The Sri Lankan government claims advances in peace and development in these areas, but the extensive field research for this report shows that women are not benefiting from the peace dividend, are marginalized from development programmes, and struggle to access basic livelihoods to support their families.
‘The government is actively contributing to the insecurity of minority women through the militarization of the north and east and by maintaining a climate of impunity where human rights violations continue,' says Farah Mihlar, MRG's South Asia expert. ‘Tamil and Muslim women are especially concerned for their safety and freedom, and yet have little course for redress since they fear reporting attacks against them to the authorities,' she adds.
The report is released ahead of the 2013 Commonwealth Heads of Government Meeting (CHOGM) in Sri Lanka in November. Sri Lanka is then due to assume Chairmanship of the Commonwealth for the next two years.
Two United Nations Human Rights Council resolutions, the latest findings of the United Nations High Commissioner for Human Rights following her recent visit to Sri Lanka, as well as numerous reports by international and national organizations, point to the deteriorating human rights situation in Sri Lanka.

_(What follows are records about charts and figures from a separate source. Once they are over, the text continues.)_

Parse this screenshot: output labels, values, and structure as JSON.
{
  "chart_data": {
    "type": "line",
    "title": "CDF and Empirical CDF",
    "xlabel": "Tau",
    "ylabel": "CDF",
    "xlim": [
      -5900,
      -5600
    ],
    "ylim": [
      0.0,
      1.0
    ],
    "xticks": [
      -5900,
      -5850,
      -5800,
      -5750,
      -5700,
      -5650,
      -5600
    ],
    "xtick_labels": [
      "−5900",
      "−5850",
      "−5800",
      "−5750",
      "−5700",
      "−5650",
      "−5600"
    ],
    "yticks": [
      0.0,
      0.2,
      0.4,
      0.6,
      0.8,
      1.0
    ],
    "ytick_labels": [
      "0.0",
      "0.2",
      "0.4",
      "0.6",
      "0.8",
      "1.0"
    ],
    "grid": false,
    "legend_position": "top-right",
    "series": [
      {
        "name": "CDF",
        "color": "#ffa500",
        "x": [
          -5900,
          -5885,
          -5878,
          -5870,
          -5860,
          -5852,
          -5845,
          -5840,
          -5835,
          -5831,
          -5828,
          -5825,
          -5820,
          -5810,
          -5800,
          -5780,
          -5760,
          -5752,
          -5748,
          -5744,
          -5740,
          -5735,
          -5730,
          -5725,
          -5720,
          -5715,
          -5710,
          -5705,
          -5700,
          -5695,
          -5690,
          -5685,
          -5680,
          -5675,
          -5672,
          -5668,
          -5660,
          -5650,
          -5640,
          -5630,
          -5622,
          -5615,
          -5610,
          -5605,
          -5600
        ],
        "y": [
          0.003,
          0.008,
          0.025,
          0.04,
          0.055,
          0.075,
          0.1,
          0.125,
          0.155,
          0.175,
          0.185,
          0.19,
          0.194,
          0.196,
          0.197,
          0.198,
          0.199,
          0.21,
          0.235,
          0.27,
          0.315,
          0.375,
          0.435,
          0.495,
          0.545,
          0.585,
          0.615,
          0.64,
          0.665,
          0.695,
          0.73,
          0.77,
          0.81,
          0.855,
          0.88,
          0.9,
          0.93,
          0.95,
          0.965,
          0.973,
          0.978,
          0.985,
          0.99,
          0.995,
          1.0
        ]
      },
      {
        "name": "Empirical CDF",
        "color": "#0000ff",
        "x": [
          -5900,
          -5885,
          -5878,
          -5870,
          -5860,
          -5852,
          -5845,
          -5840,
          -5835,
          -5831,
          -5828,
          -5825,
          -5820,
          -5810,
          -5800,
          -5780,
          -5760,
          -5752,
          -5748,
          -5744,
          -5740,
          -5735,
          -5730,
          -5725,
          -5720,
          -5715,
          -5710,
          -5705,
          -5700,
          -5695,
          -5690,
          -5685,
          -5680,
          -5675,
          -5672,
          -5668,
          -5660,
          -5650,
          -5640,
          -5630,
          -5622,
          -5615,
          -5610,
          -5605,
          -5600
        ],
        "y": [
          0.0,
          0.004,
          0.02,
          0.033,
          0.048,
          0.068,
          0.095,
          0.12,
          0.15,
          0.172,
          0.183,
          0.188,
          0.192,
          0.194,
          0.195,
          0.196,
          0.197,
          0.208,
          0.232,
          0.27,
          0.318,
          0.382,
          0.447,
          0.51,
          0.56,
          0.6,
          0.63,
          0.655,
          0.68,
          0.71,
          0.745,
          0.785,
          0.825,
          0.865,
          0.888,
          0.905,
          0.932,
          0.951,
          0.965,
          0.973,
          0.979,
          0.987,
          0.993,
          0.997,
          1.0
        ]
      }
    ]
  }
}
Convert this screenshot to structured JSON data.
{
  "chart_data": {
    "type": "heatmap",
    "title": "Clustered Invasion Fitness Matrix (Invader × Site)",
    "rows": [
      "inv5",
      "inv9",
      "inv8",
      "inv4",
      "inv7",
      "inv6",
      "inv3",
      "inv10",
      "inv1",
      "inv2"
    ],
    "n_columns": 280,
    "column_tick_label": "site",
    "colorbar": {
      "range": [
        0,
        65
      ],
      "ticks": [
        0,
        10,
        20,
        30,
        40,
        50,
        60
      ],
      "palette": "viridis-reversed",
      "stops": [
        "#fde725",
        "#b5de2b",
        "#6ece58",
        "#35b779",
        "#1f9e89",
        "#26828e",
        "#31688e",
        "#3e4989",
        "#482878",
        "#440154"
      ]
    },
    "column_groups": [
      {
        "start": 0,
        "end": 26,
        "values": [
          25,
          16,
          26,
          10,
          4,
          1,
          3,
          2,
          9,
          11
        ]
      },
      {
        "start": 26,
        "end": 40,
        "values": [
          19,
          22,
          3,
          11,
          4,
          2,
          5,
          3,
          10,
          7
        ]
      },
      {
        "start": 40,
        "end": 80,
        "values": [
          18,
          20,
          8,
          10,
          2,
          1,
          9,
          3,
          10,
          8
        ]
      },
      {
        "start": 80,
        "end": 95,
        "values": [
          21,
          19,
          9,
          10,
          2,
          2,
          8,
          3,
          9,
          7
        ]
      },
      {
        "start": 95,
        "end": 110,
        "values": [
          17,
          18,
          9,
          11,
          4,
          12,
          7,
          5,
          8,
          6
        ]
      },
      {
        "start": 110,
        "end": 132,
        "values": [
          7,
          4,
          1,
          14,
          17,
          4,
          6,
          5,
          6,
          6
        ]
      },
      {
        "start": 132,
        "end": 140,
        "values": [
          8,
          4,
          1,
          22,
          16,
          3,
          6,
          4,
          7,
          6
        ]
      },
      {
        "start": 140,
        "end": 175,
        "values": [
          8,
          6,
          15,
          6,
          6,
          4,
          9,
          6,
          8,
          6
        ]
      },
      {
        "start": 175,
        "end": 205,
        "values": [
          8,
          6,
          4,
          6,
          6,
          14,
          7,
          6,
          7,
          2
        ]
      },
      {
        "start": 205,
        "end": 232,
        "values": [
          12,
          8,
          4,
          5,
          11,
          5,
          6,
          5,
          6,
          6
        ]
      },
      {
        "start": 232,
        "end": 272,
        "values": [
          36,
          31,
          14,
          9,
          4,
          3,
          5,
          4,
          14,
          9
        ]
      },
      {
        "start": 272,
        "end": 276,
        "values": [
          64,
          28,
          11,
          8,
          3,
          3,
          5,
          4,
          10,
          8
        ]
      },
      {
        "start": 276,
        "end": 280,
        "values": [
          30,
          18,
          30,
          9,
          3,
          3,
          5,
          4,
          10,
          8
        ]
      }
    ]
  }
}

The UN and international human rights groups have repeatedly stated that there is also credible evidence that the Sri Lankan government violated human rights and international humanitarian law in the last stages of the conflict, and are demanding an independent investigation of the events.
MRG's report also adds credence to the claims that, despite ending the armed conflict, the government continues to violate its international human rights obligations.
Given the severity of its rights record, Sri Lanka's hosting of CHOGM and forthcoming appointment to the Chairmanship of the Commonwealth, presents a serious challenge to the Commonwealth's commitment to supporting human rights and democratic values, says MRG.
‘It is clear that Sri Lanka has failed and, as this report shows, continues to fail in its duty to protect the human rights of its Tamil and Muslim minorities. At the very least, Heads of State should show their commitment to the basic values of the Commonwealth by not attending the meeting,' says Chris Chapman, MRG's Head of Conflict Prevention.
Women's activists continue to advocate, often at great personal risk, for truth, justice, accountability and an end to the climate of impunity that enables ongoing violations. The report claims that until a clear protection framework is developed for minority women and other marginalized groups, and past violations properly investigated, the prospects of a lasting peace and reconciliation process will remain elusive.